Stay away while they are there. Take your kids and get out of the house. Have your husband deal with them. Maybe if you aren't there doing what you are doing for them, then he will be forced to deal with their behavior.

Crgroves1980
by on Apr. 16, 2012 at 5:42 PM

we have been married for almost 3 years, things were good in the begining but seem to be rolling down hill

Crgroves1980
by on Apr. 16, 2012 at 5:51 PM

I bought the house myself with a trust fund my father left for me. He works alot and makes good money. I work also, we both work from home.  He definately contributes. The one and only issue is his 2 girls. he also has 2 grown children.

Im just not sure if i am expecting too much from the girls or if im too strict. I was raised by a single father who was a retired marine, I was in the army reserves, i have 3 boys that i raised by myself.

 

Are raising girls that difficult???? i dont ask much, but i definately dont ask twice. if my 6 year old can do what is asked the first time shouldnt a 9 and 14 yo be able to also? i asked for 3 things this last weekend and they did NONE! I asked them to vaccuume, they claim not to know how. I asked for laundry to be put away, its still sitting there, and o ya, please bathe and change your underwear. WHAT IS UP WITH  THAT??? I figure my boys would be the ones wearing stinky drawers!!  Am I wrong? Am I crazy?
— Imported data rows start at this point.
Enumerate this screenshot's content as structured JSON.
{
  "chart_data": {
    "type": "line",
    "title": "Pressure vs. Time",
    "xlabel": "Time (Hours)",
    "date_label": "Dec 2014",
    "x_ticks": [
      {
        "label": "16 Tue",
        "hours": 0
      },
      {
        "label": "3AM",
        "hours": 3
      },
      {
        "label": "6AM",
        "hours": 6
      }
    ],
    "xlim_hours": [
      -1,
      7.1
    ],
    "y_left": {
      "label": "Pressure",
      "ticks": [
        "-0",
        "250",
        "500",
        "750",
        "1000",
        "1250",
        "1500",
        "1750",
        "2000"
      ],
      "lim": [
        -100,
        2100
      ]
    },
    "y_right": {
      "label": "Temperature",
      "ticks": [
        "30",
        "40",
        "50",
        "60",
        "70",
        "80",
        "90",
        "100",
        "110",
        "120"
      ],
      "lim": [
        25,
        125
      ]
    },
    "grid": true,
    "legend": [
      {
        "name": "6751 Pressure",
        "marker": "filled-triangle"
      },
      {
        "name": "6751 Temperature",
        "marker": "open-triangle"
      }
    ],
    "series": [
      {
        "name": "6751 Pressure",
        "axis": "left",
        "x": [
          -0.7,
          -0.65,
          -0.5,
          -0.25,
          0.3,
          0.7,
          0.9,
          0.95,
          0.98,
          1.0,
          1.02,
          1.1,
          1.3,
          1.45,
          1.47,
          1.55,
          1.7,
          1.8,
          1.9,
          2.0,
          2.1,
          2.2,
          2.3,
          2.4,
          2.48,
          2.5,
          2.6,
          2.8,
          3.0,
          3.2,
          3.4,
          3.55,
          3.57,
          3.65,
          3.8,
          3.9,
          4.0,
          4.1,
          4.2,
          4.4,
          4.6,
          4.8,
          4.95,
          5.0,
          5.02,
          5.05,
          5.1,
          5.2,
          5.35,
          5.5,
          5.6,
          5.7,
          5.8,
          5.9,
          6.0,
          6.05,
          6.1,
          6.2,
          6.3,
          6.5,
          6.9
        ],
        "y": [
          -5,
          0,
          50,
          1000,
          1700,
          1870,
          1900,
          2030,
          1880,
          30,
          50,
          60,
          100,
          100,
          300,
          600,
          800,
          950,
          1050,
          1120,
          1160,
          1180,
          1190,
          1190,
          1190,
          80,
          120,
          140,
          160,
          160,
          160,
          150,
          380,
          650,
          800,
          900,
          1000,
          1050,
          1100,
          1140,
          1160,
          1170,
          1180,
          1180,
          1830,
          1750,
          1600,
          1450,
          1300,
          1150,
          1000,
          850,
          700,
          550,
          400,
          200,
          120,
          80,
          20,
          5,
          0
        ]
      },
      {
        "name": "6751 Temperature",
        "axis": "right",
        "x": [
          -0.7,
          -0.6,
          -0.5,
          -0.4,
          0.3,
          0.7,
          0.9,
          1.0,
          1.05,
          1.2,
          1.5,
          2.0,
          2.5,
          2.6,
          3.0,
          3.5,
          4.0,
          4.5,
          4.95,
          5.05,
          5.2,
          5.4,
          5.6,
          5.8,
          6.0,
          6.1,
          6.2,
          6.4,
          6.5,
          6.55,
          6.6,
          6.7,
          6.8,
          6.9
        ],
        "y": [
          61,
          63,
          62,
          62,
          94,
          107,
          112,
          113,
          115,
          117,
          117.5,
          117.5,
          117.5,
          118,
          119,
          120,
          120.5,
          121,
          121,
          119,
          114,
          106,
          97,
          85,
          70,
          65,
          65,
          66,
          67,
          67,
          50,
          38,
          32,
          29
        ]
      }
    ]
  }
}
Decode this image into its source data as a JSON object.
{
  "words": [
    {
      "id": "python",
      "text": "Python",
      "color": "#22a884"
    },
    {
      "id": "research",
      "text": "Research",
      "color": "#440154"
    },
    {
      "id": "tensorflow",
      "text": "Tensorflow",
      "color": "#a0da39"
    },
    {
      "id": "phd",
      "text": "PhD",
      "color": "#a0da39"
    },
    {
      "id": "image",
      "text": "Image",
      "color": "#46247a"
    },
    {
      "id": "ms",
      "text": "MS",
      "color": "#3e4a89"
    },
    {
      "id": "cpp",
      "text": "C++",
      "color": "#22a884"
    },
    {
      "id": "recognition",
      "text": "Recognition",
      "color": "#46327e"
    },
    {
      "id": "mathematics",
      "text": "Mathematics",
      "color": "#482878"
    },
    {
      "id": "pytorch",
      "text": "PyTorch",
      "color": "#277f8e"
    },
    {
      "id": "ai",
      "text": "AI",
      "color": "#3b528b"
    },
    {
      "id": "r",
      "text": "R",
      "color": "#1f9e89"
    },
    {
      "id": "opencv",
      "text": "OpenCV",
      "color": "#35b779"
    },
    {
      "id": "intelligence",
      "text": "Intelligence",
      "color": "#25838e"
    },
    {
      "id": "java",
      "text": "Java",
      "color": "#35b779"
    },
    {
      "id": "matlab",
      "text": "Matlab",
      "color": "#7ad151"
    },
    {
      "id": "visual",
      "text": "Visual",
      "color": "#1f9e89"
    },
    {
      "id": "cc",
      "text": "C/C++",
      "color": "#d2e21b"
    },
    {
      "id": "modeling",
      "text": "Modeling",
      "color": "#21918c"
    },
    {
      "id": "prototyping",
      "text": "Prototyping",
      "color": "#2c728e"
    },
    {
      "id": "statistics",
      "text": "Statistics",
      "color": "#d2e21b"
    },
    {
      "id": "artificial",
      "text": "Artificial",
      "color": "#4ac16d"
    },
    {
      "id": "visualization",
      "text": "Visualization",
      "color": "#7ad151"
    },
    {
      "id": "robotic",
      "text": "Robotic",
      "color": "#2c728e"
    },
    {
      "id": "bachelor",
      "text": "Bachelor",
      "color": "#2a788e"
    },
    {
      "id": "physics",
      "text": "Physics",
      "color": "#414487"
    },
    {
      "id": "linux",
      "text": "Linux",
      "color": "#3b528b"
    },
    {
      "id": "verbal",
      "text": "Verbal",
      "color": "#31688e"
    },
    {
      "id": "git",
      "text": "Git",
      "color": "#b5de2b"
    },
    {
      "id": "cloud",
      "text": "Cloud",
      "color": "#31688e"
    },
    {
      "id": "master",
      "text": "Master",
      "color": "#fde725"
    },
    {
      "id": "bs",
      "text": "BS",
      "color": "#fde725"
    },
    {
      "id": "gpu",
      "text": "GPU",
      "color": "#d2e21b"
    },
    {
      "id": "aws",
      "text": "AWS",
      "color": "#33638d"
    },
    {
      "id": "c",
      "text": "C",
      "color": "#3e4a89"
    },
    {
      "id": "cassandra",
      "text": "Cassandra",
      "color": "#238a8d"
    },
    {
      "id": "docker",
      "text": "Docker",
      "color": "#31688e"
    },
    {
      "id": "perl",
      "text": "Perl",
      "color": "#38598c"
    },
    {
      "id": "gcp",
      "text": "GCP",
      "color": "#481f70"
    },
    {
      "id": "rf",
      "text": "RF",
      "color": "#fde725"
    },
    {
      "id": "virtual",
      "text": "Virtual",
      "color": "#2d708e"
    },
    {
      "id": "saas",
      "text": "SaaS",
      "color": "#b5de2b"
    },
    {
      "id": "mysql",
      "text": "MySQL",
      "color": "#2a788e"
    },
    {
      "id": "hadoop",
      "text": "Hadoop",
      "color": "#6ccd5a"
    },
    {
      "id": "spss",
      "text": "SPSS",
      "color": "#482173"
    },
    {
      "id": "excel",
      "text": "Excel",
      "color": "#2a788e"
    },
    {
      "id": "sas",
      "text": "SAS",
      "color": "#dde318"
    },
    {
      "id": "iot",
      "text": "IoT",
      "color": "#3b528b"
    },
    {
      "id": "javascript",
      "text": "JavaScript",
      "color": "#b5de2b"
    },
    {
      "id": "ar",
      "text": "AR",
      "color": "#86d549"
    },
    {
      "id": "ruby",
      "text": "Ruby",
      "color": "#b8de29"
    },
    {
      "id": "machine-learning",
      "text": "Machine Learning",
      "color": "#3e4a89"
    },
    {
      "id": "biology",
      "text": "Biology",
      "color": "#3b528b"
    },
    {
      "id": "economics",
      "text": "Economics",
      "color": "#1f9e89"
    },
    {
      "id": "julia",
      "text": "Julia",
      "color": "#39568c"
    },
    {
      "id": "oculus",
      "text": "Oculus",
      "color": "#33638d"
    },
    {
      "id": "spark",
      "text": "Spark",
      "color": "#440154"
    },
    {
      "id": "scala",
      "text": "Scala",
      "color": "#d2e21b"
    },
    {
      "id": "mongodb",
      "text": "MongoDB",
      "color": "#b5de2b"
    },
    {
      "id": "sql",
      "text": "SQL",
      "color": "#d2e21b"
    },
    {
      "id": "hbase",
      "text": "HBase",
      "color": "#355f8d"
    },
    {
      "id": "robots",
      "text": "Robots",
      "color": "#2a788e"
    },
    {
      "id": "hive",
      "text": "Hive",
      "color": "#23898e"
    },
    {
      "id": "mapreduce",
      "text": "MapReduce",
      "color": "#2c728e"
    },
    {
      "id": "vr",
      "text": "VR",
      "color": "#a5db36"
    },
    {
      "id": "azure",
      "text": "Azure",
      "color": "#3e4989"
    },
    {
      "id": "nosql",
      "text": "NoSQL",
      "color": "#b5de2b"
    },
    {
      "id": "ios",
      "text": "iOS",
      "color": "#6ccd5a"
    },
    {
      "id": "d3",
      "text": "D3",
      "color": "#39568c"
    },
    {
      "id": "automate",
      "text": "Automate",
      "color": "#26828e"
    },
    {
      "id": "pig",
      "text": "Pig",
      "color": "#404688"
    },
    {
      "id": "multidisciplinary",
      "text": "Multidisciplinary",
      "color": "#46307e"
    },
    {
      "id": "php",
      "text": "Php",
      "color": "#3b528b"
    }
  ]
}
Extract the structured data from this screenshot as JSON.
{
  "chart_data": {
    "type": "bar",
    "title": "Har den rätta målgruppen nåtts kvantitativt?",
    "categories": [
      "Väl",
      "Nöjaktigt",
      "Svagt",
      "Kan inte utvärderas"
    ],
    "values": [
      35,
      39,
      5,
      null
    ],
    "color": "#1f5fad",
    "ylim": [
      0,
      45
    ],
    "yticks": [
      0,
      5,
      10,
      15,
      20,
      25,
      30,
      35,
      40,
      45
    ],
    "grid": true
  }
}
Im afraid at this point of just blowing up!

 

Crgroves1980
by on Apr. 16, 2012 at 5:53 PM
1 mom liked this

I just feel that being ignored is disrespectful, sorry for the venting

DDDaysh
by on Apr. 16, 2012 at 5:59 PM

 You aren't their parent.  If you can't get along with them, then let your husband do all the parenting. 

Maybe being ignored is disrespectful, but it's not really your place to do anything about it.  It's your husbands. If he doesn't care or won't parent them, the only thing you can do is disengage from the situation.